The only answer that makes any sense is to control the budgets of the bureaucracy. But the scrutiny of departmental budgets must be far, far more detailed than just the cursory examinations, mostly of overall percentage of increases, than are routinely done today. The departmental budgets are so complex and detailed that bureaucrats can disguise and even hide almost any expenses they wish. Congress for the most part has delegated the detailed examination of each budget request to the Office of Management and Budget (OMB), which is part of the bureaucracy itself. This is too much like the fox guarding the henhouse. The proof is the spiraling cost of government over the past two generations, no matter which party is in power.

There is only one way to truly reduce federal spending and the growth of the bureaucracy. The appropriate committees of Congress must go through every line item of the federal budget. Clearly the federal budget today is too large and too complicated for any few people to master. However, 535 members of Congress and their staffs should be able to do the job. They can always bring in outside help if they need it, starting with the Congressional Budget Office.

This strict congressional oversight of the bureaucracy is absolutely critical to maintaining the balance of powers in our government. Otherwise, the bureaucracy will continue to steadily increase the size and power of the government. With no limitations on its powers, the bureauracy has succeeded already and has arguably become the fourth branch of the government — the unelected and largely unknown branch.

We are seeing glaring examples of bureaucratic power in this administration, when time after time the bureaucracy does something controversial, and its nominal boss, the president, finds out about it from the news. President Obama is blamed by his political opponents for not knowing about these issues before they ever break in the press. Perhaps that is true and possible, but it is understandable that the White House does not know on any given day everything an arrogant and supremely confident bureaucracy consisting of 2.7 million employees plus an estimated 6.9 million contractors and grantees does or intends to do.

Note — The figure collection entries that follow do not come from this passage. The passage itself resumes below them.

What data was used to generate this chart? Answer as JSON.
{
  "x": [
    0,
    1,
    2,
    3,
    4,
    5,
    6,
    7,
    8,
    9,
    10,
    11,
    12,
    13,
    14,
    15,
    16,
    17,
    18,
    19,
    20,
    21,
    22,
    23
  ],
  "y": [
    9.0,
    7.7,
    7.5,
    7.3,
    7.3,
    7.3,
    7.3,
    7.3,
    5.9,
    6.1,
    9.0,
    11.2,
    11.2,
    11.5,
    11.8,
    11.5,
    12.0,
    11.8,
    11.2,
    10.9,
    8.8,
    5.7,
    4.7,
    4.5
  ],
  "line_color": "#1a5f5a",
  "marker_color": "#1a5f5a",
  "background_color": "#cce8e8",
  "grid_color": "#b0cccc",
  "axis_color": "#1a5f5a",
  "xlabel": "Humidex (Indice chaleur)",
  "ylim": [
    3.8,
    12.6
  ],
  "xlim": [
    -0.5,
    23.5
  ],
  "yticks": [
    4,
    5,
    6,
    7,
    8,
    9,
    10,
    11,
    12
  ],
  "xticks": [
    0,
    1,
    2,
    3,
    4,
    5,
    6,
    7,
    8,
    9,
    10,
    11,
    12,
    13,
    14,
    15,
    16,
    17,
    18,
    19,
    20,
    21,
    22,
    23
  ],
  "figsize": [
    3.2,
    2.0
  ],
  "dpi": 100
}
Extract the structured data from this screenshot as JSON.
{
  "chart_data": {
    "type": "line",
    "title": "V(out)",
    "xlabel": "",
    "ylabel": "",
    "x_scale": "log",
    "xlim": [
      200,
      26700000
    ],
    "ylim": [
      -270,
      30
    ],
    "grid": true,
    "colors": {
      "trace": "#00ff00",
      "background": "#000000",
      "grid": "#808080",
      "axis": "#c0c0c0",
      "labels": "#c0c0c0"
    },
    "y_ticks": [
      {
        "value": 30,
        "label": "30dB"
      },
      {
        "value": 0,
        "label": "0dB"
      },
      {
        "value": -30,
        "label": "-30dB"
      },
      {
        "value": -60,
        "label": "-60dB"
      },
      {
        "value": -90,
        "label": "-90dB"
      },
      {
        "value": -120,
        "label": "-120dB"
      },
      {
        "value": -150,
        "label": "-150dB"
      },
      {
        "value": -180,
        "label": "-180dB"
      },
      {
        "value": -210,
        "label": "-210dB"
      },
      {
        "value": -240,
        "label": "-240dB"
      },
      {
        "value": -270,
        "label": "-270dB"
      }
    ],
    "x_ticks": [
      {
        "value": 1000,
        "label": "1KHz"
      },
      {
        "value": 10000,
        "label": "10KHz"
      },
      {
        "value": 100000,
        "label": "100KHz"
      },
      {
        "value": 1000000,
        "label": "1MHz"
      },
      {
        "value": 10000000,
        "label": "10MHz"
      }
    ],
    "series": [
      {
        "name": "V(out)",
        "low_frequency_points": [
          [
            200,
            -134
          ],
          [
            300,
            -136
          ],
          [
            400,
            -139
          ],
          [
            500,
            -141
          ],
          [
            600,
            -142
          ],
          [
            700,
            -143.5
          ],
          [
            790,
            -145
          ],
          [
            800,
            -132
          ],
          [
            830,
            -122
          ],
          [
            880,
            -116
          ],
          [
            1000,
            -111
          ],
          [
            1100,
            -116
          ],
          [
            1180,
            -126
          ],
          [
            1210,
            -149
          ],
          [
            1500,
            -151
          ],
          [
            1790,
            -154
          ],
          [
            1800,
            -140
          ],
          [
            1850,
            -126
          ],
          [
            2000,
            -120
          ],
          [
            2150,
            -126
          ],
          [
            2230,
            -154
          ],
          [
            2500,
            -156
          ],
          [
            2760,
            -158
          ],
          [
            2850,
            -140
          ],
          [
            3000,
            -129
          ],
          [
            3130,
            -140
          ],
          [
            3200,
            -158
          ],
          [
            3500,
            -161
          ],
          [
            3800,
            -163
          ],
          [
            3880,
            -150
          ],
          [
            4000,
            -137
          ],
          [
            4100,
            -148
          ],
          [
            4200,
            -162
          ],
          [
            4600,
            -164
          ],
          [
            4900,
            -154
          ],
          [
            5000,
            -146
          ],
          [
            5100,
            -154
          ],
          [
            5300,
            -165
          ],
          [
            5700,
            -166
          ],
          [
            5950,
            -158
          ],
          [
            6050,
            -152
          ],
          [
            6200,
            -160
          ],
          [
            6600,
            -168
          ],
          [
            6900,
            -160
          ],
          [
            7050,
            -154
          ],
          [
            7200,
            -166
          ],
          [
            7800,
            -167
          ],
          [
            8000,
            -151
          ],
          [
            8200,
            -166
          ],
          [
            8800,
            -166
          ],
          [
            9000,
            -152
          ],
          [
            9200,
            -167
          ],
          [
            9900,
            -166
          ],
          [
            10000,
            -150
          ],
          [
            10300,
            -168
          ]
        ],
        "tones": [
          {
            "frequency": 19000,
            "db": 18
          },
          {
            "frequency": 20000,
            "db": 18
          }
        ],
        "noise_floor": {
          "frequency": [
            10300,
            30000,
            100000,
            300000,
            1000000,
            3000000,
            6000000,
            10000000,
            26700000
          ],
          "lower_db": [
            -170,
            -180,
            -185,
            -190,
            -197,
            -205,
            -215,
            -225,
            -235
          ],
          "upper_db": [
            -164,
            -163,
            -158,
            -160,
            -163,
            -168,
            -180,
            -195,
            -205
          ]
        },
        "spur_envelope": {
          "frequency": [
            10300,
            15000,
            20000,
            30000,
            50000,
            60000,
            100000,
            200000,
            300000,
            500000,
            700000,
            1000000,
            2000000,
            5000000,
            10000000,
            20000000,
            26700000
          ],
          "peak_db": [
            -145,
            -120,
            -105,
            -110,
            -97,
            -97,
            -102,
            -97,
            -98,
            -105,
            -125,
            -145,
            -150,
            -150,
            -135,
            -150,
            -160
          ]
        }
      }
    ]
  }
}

Only the Congress has both the mandate of oversight and the resources to do the job. The inflationary cycle America has been in for most of the past 50 years has been caused primarily the failures of Congress.

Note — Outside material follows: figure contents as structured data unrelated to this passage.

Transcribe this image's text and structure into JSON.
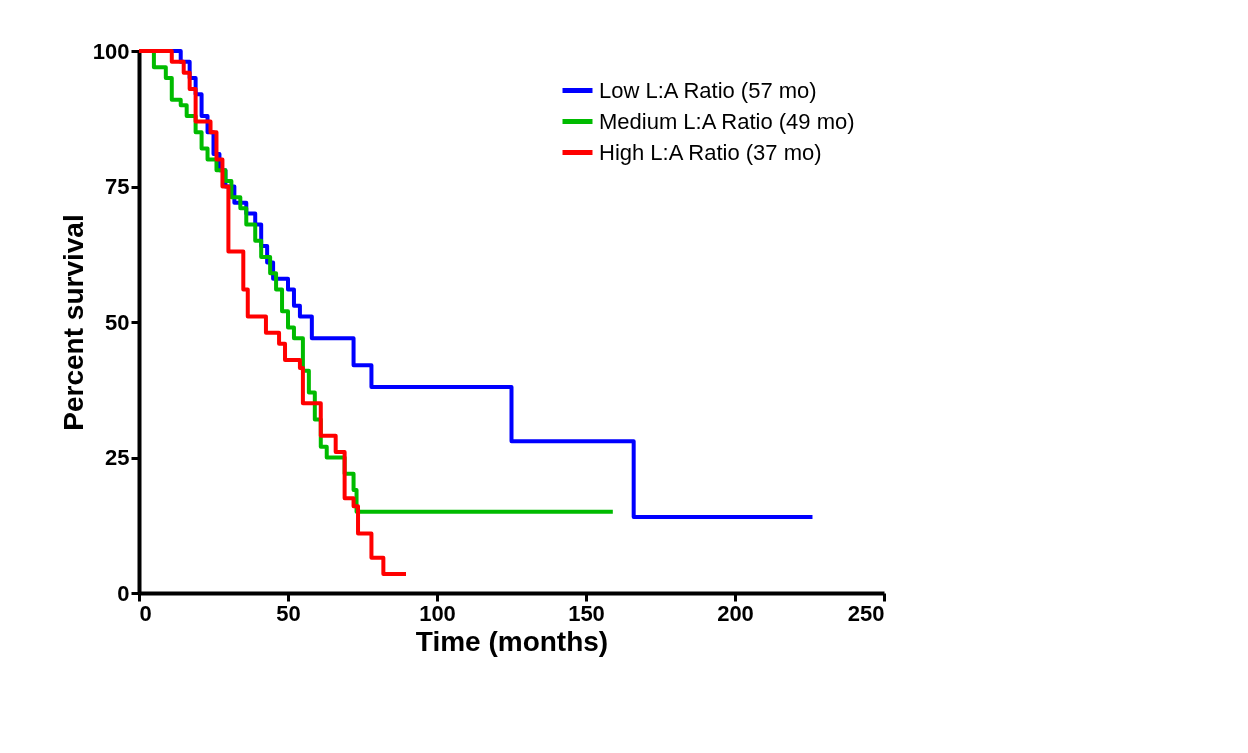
{
  "chart_data": {
    "type": "step",
    "xlabel": "Time  (months)",
    "ylabel": "Percent survival",
    "xlim": [
      0,
      250
    ],
    "xticks": [
      0,
      50,
      100,
      150,
      200,
      250
    ],
    "ylim": [
      0,
      100
    ],
    "yticks": [
      0,
      25,
      50,
      75,
      100
    ],
    "grid": false,
    "legend": "top right",
    "line_style": "solid",
    "series": [
      {
        "name": "Low L:A Ratio (57 mo)",
        "color": "#0000ff",
        "x": [
          0,
          14,
          17,
          19,
          21,
          23,
          25,
          27,
          29,
          32,
          36,
          39,
          41,
          43,
          45,
          50,
          52,
          54,
          58,
          72,
          78,
          125,
          166,
          226
        ],
        "values": [
          100,
          98,
          95,
          92,
          88,
          85,
          81,
          78,
          75,
          72,
          70,
          68,
          64,
          61,
          58,
          56,
          53,
          51,
          47,
          42,
          38,
          28,
          14,
          14
        ]
      },
      {
        "name": "Medium L:A  Ratio (49 mo)",
        "color": "#00bb00",
        "x": [
          0,
          5,
          9,
          11,
          14,
          16,
          19,
          21,
          23,
          26,
          29,
          31,
          34,
          36,
          39,
          41,
          44,
          46,
          48,
          50,
          52,
          55,
          57,
          59,
          61,
          63,
          69,
          72,
          73,
          159
        ],
        "values": [
          100,
          97,
          95,
          91,
          90,
          88,
          85,
          82,
          80,
          78,
          76,
          73,
          71,
          68,
          65,
          62,
          59,
          56,
          52,
          49,
          47,
          41,
          37,
          32,
          27,
          25,
          22,
          19,
          15,
          15
        ]
      },
      {
        "name": "High L:A  Ratio (37 mo)",
        "color": "#ff0000",
        "x": [
          0,
          11,
          15,
          17,
          19,
          24,
          26,
          28,
          30,
          35,
          36.5,
          42.6,
          47,
          49,
          54,
          55,
          61,
          66,
          69,
          72,
          73.5,
          78,
          82,
          89.6
        ],
        "values": [
          100,
          98,
          96,
          93,
          87,
          85,
          80,
          75,
          63,
          56,
          51,
          48,
          46,
          43,
          41.5,
          35,
          29,
          26,
          17.5,
          16,
          11,
          6.5,
          3.5,
          3.5
        ]
      }
    ]
  }
}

A dramatic example of the lack of congressional supervision of the bureaucracy is the periodic battles over raising the federal debt ceiling. The threat of refusing to raise the national debt to pay for obligations already incurred is absurd on the face of it. Everyone knows that the U.S. cannot afford to renege on its debts. The resulting default would lead to the fall of the dollar and resulting catastrophic inflation, possibly even the destruction of the international monetary system. And everybody knows it.

The time to trim government spending is before the funds are spent, not after. Much cost reduction can and should be done on a nonpartisan basis. This means refraining from tampering with entitlements. Entitlement reform is necessary, but it isn’t going to be done while the Democrats are so dead set against it. Nobody, however, is against eliminating waste and abuse.

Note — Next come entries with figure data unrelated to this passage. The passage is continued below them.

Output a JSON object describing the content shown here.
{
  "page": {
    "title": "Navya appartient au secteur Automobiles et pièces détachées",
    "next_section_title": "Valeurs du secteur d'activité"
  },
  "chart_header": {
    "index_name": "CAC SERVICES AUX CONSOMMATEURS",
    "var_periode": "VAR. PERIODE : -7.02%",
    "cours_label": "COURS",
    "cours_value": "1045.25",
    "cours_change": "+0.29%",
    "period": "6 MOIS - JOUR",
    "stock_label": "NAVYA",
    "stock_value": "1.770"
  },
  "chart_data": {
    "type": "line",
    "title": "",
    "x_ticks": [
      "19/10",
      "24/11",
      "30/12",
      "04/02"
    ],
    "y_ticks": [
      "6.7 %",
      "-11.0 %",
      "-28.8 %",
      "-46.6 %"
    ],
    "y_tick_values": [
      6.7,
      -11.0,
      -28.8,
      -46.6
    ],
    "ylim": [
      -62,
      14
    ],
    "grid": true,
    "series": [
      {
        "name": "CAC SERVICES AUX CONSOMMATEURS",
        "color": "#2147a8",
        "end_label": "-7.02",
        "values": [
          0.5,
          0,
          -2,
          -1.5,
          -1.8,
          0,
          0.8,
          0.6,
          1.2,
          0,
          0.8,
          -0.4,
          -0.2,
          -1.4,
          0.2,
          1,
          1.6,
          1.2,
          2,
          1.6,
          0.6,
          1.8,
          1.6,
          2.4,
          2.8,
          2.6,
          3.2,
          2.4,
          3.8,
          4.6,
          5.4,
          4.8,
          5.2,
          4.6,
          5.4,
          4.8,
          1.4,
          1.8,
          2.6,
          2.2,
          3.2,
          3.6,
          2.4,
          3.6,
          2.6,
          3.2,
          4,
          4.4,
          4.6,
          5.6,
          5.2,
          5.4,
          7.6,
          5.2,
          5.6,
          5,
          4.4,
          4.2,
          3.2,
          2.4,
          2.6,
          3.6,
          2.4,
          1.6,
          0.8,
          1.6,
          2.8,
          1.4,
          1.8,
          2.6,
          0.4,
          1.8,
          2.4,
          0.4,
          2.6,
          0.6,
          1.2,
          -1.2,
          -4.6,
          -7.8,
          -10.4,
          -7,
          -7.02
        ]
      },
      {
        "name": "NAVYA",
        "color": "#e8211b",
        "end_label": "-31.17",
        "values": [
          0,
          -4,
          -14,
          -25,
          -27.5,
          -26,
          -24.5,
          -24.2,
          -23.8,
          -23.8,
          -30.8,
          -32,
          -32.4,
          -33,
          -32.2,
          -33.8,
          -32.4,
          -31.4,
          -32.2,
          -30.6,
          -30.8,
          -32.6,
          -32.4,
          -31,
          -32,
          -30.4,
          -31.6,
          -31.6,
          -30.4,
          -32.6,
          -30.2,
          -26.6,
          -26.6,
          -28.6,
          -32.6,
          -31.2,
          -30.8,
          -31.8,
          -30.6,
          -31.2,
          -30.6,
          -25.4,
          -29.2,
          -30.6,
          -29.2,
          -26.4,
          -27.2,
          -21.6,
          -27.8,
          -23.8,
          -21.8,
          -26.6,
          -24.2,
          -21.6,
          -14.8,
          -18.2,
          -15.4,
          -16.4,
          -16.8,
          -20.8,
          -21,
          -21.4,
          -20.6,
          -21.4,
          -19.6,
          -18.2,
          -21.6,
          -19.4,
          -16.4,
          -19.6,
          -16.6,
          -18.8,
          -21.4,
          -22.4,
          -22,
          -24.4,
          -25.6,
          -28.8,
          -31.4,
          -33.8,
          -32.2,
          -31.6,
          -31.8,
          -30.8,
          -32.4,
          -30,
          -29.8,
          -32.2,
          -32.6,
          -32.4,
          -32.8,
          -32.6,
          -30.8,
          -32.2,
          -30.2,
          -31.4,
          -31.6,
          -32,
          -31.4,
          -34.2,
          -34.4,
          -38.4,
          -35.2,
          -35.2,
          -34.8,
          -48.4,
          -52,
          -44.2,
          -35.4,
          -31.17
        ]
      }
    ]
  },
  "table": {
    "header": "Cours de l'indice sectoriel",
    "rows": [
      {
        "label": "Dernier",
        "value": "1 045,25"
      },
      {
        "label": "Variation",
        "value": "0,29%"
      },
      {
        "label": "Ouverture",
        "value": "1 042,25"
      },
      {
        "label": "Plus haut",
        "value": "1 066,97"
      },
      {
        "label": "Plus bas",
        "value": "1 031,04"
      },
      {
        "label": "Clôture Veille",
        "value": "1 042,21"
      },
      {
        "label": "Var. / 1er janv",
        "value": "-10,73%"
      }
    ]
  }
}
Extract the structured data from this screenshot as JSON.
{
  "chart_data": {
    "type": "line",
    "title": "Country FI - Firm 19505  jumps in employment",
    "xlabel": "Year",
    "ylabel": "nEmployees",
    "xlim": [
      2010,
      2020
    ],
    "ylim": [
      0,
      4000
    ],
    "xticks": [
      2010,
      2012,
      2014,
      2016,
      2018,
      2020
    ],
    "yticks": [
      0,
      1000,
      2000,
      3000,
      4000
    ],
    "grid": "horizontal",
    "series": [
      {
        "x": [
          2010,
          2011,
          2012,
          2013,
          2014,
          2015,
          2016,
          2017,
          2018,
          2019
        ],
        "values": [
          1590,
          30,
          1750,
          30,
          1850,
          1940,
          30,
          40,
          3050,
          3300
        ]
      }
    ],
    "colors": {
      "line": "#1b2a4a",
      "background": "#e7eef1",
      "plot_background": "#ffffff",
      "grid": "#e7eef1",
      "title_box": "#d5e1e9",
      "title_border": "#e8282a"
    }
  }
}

With all the scandals of the current administration fresh in the minds of the nation, this is a very good time for Congress to initiate the scrubbing process. Certainly neither the Justice Department, the State Department, the Internal Revenue Service, the National Security Agency, Homeland Security, the Veterans Administration, nor Health and Human Services, among others, is in any position to seek popular support against a budget blitz by the appropriate congressional committees. This is a task which would have a real — and undoubtedly popular — work product, unlike many of the tasks which have been occupying Congress in recent years.

Most important , it is the only way to control the fourth branch of government.